What is the accelerator?

A

It is the idea that a changes in investment can be linked to changes in real output (GDP).

57
Q

Why is an increase in GDP linked to an increase in investment?

A

Most investment is done when firms want to expand their capacity (produce more). If there is an increase in demand for a firms product (or an expected increase) it may expand capacity to meet the demand.
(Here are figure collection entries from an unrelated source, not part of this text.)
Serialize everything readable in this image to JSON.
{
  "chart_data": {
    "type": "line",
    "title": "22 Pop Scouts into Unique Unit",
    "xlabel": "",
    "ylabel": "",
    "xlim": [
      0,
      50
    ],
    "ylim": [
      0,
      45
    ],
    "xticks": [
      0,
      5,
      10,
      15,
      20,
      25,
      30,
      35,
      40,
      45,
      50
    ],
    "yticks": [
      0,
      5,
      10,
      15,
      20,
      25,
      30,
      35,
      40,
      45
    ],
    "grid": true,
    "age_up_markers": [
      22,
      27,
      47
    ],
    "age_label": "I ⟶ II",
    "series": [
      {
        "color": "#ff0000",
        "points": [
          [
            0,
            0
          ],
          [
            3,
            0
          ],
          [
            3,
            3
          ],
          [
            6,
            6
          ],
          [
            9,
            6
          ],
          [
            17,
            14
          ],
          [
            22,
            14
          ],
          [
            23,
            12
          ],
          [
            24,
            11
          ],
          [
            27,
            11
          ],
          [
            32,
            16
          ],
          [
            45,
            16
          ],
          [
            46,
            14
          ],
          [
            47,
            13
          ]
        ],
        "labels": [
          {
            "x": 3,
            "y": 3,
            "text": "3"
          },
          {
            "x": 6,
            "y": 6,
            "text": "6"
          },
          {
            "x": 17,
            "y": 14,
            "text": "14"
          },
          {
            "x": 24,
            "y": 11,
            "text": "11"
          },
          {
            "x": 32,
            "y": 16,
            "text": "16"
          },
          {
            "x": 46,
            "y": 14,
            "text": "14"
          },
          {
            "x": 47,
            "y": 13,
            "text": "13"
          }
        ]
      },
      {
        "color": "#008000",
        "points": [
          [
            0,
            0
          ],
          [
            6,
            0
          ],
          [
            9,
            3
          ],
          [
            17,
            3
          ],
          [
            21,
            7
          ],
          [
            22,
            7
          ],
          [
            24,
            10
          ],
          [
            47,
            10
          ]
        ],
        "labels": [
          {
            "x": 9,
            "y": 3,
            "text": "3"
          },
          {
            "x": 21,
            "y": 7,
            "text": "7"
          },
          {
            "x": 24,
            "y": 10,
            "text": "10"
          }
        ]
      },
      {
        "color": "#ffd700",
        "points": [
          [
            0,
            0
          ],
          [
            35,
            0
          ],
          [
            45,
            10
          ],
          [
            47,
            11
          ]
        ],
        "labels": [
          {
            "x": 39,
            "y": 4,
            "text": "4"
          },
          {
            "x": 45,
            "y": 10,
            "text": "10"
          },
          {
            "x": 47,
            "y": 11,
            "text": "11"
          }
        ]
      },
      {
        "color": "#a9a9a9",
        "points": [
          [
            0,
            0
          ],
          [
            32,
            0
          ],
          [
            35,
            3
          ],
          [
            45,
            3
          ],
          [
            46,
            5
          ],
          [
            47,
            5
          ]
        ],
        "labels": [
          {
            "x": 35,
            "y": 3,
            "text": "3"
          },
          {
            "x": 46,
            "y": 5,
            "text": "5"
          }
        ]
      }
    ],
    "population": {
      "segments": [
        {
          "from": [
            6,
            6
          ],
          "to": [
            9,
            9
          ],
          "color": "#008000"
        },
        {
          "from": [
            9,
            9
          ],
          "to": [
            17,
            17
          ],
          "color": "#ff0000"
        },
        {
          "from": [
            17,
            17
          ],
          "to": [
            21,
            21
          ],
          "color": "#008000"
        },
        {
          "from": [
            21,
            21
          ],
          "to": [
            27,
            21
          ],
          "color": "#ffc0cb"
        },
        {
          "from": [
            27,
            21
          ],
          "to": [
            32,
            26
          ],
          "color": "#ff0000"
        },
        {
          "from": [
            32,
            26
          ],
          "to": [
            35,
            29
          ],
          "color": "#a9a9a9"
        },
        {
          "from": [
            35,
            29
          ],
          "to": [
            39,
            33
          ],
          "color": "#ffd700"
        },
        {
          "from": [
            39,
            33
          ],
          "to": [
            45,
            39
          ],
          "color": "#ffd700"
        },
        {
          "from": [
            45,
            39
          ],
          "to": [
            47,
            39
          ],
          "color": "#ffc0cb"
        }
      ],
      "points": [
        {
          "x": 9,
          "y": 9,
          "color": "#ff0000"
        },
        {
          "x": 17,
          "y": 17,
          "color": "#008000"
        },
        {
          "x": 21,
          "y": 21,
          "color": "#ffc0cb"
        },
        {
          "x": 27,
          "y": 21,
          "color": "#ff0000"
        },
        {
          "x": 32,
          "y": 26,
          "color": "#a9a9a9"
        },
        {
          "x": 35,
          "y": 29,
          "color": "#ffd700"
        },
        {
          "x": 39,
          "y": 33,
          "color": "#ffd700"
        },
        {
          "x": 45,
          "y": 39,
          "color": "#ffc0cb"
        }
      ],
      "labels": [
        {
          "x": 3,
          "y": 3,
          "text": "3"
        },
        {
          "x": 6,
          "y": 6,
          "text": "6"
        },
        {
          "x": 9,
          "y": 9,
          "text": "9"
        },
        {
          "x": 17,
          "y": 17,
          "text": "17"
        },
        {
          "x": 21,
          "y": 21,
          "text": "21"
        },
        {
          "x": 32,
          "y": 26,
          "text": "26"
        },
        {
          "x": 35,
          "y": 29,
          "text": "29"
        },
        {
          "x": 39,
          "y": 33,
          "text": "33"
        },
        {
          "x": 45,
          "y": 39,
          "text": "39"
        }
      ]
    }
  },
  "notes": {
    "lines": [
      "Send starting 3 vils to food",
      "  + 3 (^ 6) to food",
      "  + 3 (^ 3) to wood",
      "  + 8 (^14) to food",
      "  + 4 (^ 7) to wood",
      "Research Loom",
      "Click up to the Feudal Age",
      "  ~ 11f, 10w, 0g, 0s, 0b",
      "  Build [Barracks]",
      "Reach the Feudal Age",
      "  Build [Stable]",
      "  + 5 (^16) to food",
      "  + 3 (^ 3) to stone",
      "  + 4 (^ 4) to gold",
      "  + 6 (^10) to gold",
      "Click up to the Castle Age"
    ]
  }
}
Therefore, as consumer expenditure increases (and so does GDP) investment increases.

58
Q

What is the multiplier-accelerator model?

A

That the multiplier and accelerator effect enforce each other.
If there is an increase in spending and as according to the multiplier this could result in an increase in consumers demand for the firms products (depending on MPW) which may result in the firm needing to expand capacity and spend on investment to do so.

59
Q

What is investment?

A

Spending on capital such as factories and machinery.

60
Q

How is it possible that an economy can produce past its level of full employment?

A

Full employment means there are still unemployed people on the demand side of the economy e.g. (frictional, structural) so perhaps firms have employed some of these people.
Full employment in the long term means that workers are operating at a sustainable level but in the short term perhaps they are working unhealthily long hours to produce past the natural rate of output.